Discovery opened three communities within existing markets in 2011, plans to open two more communities this year, and is purchasing land for longer-term development and construction. Other local leaders also took steps to expand their opportunities. Lombardo Homes, for one, entered St. Louis with six models. And Peachtree Communities has aggressively purchased land around Atlanta, even as it has become choosier about the location and cost of what it buys so it can keep the selling prices of its homes within $10,000 to $15,000 of comparable foreclosed homes.
Neighborhoods that Peachtree plans to open this year, in Gwinett and Henry counties, will each have in excess of 120 homesites. The company sold more than 100 houses in the first quarter of 2012, and Justice anticipates between 350 and 375 closings this year. Peachtree also plans to expand into Raleigh, N.C., and Greenville, S.C., which is why Justice believes 2013 “is going to be really exciting for us.”

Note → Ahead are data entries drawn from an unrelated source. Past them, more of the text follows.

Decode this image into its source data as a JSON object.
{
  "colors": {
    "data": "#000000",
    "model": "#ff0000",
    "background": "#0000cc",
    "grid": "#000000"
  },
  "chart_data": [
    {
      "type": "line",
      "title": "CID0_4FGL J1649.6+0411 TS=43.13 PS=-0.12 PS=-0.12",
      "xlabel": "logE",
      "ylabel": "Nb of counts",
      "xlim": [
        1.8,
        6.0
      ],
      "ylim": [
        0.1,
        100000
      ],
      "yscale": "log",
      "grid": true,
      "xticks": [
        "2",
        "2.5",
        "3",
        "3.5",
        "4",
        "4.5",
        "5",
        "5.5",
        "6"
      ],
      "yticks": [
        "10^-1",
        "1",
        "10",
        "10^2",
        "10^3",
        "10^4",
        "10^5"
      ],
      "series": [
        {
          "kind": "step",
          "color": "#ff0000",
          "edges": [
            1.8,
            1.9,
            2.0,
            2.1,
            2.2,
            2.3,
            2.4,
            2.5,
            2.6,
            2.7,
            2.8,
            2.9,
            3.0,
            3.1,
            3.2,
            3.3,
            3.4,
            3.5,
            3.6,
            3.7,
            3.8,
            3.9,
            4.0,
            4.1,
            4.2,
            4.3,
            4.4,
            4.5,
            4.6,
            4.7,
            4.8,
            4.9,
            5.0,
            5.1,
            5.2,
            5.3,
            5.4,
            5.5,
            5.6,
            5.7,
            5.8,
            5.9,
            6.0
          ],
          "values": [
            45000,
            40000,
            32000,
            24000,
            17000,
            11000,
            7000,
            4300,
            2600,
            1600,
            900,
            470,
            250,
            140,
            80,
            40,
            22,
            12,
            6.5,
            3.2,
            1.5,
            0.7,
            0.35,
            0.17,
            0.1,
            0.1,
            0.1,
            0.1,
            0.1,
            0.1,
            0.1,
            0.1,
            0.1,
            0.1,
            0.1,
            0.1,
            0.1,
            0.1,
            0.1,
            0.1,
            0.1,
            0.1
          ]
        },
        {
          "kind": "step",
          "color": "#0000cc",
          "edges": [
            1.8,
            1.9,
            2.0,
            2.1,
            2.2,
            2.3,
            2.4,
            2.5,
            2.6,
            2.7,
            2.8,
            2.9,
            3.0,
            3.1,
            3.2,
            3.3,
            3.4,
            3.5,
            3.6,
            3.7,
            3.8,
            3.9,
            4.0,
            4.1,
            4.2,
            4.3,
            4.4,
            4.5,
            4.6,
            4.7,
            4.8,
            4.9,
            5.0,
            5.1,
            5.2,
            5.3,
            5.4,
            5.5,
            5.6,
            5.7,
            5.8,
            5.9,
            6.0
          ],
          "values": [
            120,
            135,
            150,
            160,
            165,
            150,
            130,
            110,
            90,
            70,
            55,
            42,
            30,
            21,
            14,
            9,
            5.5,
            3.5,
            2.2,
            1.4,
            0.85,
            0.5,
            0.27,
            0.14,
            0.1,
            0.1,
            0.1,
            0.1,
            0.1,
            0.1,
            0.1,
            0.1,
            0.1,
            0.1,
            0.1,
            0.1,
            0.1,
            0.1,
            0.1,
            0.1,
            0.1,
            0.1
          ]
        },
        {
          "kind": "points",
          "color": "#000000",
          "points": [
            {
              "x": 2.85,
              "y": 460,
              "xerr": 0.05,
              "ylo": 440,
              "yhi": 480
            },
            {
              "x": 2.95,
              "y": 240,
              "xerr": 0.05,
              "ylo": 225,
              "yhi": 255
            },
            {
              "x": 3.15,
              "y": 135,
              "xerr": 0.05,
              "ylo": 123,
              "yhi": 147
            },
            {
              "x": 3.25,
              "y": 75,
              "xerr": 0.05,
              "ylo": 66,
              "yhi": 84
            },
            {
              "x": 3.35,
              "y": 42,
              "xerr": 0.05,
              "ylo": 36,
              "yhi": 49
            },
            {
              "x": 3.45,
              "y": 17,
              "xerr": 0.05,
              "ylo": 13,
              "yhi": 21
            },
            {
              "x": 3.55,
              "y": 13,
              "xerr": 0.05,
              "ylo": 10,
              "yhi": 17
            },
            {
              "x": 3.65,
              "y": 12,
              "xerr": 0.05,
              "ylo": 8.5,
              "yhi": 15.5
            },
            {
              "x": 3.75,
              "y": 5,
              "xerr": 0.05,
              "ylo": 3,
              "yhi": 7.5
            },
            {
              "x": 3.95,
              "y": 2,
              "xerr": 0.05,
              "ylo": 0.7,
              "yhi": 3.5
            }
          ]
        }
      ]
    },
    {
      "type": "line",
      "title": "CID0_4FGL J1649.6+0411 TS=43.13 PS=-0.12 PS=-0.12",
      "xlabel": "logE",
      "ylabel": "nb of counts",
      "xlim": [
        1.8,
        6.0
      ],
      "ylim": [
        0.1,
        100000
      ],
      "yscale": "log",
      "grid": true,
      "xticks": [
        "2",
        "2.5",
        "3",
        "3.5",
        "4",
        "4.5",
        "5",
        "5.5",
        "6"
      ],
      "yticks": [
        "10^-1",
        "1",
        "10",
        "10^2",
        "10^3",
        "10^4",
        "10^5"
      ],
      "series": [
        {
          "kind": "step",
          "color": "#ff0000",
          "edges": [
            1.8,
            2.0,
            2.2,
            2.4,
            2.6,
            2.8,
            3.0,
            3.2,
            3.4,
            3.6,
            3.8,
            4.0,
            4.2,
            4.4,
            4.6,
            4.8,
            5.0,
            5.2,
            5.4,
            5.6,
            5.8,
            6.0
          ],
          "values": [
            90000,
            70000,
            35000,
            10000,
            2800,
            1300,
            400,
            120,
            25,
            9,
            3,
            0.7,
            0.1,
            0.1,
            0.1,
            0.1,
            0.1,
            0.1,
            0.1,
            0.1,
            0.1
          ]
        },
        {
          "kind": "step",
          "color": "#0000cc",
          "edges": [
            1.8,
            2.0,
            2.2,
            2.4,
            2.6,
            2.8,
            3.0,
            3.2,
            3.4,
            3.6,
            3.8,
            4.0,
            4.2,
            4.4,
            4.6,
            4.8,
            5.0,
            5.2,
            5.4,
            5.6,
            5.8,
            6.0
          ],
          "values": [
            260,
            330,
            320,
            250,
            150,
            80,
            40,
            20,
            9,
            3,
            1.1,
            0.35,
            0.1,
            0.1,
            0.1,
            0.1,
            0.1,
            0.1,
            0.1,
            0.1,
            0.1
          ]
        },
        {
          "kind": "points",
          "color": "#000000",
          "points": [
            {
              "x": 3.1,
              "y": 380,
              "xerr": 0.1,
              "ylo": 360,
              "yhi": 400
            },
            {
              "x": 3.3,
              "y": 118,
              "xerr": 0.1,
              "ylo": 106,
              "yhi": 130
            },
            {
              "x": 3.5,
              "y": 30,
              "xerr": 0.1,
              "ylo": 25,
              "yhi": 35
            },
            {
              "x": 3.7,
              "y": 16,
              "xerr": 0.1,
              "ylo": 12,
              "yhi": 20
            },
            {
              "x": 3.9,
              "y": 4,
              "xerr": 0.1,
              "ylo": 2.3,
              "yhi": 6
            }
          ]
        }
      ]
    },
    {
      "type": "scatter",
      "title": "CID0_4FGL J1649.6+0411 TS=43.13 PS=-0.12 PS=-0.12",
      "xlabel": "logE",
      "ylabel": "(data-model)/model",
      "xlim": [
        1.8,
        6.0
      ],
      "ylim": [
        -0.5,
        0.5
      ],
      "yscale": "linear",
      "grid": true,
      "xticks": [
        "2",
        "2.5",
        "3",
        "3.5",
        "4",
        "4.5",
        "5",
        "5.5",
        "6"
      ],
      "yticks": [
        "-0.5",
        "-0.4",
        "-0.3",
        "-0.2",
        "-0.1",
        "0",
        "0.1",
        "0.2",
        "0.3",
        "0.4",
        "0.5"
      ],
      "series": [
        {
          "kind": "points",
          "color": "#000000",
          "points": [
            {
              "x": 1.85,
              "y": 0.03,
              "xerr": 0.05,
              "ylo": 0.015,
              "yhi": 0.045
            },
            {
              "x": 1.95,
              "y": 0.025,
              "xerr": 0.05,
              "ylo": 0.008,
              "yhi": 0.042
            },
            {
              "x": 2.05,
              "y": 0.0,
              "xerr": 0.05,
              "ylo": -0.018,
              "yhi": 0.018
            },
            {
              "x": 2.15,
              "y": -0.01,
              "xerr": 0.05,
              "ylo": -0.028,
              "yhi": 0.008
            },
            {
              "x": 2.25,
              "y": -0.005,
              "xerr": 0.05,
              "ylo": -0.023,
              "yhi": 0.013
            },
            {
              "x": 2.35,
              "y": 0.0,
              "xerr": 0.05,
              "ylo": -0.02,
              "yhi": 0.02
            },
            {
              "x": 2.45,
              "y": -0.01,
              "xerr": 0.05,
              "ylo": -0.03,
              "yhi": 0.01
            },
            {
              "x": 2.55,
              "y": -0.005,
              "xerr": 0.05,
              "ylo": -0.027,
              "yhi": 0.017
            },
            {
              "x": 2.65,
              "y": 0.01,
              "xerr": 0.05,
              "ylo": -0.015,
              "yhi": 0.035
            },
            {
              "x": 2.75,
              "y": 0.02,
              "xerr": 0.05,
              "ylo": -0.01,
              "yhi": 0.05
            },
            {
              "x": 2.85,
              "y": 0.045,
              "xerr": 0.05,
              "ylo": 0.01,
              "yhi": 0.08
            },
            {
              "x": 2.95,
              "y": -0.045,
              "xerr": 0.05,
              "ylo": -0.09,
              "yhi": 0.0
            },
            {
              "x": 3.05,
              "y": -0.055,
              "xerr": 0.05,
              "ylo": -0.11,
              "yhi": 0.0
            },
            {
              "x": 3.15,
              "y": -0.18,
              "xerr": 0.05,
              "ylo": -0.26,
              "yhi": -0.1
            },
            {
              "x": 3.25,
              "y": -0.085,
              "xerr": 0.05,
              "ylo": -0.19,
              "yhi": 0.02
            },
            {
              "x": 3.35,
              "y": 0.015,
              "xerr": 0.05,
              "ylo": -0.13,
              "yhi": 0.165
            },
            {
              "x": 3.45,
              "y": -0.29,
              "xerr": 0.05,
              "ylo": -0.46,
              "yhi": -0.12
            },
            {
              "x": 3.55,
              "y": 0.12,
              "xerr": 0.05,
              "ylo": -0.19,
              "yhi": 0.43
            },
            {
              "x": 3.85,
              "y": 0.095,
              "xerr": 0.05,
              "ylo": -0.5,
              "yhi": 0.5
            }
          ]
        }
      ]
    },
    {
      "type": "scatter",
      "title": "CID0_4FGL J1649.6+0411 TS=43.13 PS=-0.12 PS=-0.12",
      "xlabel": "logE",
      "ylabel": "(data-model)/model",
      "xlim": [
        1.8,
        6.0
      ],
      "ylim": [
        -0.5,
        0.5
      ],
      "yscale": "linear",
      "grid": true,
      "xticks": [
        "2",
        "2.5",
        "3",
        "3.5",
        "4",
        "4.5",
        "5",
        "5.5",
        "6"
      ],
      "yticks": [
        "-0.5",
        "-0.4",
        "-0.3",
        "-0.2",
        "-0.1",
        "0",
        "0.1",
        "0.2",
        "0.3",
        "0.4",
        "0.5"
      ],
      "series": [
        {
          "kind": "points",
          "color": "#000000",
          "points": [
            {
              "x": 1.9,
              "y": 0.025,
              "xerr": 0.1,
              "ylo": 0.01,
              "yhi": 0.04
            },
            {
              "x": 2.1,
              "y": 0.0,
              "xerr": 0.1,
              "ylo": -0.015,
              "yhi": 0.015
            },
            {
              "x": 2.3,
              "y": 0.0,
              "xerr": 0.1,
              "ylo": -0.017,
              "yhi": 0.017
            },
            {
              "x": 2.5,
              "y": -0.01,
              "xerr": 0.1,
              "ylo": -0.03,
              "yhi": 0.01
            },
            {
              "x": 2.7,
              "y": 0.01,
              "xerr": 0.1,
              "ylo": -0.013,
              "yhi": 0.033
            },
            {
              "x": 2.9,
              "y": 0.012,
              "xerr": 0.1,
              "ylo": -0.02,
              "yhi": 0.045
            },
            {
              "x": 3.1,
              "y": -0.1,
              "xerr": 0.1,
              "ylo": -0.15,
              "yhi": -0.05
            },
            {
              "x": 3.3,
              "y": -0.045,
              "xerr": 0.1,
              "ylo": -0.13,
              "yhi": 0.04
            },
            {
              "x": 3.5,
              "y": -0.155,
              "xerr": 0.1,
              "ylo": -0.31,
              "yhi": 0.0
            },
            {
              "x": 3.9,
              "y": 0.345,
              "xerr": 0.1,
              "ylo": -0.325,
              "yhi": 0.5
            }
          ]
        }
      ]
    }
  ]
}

Other local leaders share that optimism about this year and next, if early returns are any indicator. Challenger Homes, says Anderson, closed 90 homes in the first three months of 2012 and fully expects to overshoot its goal of 240 for the year. “We’re already on pace for between 280 and 300,” he says, even though his company isn’t planning much new geographic expansion. Epcon expects to sign at least six new builder partners in 2012, and through early April had already inked two, in Dallas/Fort Worth and Manning, S.C., a county seat.
That’s not to say these builders think their industry, or the economy in general, is out of the woods yet. The Drees Co.’s Sievers wonders where jobs in Cincinnati will come from, now that one of its biggest employers, Chiquita Banana International, is relocating its headquarters to Charlotte, N.C.; and Delta Air Lines, after merging with Northwest in 2008, has downsized its Cincinnati hub considerably. Lombardo cautions that any projections about growth in his company’s markets demand context. “We’ve gone from 20,000 permits to 3,000 last year and should do 3,500 this year. So it’s all relative.”
But even builders that expect their markets to be flat this year, such as Pardee and First Texas Homes, still believe their companies can increase their market share. “We’re projecting one sale per week per community, and at most [neighborhoods] we’re exceeding that,” says Sauls.
Regardless of their outlook about market conditions, local leaders can’t help but look over their shoulders to see if any competitors are gaining ground. Ryland Homes may have exited the Dallas market last year, but First Texas Homes now hears the footsteps of Plano, Texas–based Megatel Homes, a green builder whose houses range from $189,000 for a 2,184-square-foot model in McKinney to $499,000 for a 4,303-square-foot house in Prosper, according to its website.
“Megatel,” admits Hardesty, “is definitely someone to watch.”